Mary Ellen Pleasant, a.k.a “Mammy Pleasant,” was an abolitionist, millionaire and conductor of the Underground Railroad. From Nantucket, Massachusetts and born around 1814, Pleasant earned a reputation as the “Mother of Human and Civil Rights in California.” She stated in her memoirs that she was born a slave to a voodoo priestess and the youngest son of Virginia Governor, James Pleasant.
Pleasant worked in bondage at 10 years old for the Hussey Family until her contract was completed. Maintaining her relationship with the Husseys, Pleasant used her connections to free slaves. She and her first husband, James White, both physically passed as white people and took on the profession of being “slave stealers.”
In an 1866 case, Pleasant fought her ejection from a city streetcar in Pleasant vs. North Beach & Mission Railroad Company. The court ruled in her favor and segregation was outlawed in public conveyances. She set a huge precedent for the California Supreme Court.
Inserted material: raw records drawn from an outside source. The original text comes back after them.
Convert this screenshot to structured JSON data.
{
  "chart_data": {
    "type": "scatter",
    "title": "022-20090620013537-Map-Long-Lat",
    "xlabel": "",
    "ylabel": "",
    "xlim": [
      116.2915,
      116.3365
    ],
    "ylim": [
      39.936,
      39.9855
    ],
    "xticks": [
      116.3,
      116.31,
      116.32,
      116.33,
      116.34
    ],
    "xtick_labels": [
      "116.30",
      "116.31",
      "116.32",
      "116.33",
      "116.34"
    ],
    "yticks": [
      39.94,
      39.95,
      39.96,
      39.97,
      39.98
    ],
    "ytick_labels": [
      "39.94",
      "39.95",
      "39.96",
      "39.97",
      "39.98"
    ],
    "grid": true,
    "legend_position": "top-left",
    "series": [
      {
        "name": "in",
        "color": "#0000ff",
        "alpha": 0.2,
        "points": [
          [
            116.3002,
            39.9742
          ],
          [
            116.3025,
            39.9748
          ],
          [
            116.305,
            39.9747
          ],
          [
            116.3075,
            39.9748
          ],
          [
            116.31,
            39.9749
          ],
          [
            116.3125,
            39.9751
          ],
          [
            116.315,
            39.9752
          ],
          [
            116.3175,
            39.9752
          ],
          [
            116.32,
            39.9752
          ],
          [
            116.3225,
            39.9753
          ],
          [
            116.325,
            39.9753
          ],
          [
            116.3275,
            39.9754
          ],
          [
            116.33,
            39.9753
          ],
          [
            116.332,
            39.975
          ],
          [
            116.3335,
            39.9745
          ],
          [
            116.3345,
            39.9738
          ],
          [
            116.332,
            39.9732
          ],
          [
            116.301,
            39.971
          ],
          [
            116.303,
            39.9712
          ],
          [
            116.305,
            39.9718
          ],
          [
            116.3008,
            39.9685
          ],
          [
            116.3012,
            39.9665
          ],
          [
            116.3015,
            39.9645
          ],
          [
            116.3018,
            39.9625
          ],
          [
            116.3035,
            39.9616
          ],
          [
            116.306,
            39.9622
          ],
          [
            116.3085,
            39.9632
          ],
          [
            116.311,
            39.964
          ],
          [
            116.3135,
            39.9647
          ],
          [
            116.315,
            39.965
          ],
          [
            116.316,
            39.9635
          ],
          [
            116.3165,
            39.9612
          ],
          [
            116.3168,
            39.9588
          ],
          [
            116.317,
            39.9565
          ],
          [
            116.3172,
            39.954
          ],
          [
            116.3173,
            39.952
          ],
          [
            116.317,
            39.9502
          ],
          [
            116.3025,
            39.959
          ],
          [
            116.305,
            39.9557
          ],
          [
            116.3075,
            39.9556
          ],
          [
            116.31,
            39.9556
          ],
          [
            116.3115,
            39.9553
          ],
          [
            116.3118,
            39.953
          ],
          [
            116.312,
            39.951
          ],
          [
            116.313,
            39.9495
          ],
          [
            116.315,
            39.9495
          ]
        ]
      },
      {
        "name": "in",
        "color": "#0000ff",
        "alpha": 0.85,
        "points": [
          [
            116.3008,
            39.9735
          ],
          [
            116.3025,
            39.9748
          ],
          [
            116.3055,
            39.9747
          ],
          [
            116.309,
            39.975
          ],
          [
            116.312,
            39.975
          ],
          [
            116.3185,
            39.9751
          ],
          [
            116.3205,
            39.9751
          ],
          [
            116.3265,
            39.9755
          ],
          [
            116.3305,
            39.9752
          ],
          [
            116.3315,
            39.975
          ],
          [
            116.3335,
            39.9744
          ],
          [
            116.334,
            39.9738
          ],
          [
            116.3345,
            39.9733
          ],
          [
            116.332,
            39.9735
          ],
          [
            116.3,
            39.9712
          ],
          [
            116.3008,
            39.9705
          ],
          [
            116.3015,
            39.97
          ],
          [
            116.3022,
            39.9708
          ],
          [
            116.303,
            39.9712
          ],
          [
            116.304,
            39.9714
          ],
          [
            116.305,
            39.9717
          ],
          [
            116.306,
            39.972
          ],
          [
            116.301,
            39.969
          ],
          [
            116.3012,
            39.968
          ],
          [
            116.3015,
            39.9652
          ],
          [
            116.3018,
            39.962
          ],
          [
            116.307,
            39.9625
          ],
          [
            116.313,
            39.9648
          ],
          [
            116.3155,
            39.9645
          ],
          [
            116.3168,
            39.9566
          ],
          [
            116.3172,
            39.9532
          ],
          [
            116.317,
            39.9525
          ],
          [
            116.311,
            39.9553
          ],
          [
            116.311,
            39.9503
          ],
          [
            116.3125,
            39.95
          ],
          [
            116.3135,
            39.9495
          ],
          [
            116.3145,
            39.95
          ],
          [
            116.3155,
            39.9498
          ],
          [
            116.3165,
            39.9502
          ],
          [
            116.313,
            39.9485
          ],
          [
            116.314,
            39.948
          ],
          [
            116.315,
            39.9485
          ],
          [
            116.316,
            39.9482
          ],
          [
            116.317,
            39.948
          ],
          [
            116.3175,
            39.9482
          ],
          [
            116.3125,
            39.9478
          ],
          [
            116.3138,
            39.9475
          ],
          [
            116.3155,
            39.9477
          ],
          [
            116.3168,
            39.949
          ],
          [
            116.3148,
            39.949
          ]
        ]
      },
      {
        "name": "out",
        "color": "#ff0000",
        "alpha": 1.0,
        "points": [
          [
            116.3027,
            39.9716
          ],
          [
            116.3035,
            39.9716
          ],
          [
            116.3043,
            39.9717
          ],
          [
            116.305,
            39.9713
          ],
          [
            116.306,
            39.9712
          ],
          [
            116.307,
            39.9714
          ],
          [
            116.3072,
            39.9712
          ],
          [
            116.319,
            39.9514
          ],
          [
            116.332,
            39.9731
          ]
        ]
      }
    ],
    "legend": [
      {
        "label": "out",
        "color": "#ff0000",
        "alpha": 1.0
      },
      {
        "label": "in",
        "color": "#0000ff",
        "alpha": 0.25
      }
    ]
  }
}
During the Gold Rush, and after husband James White died, Pleasant remarried, but kept telling those around her that she was a white woman. She worked at the Cape and Heiser men’s restaurant in San Francisco and during her shifts, she listened to financial tips and gossip from the rich white men. Pleasant befriended a man named Thomas Bell at the local bank. Using Bell’s financial advice, she and her second husband were said to have made a fortune worth over $30 million.
Unfortunately, Pleasant's name was smeared in a nasty 1884 court battle involving Thomas Bell, where his widow, citing a marriage scandal between Bell and Pleasant, sued her. During that time Pleasant was nicknamed “mammy” in the newspapers.
Despite her personal battles, Pleasant used her money to support black leaders all over the country. That’s how she earned her second nickname, of “The Black City Hall.”
Pleasant died in 1904 and was buried at Tulocay Cemetery in Napa, CA.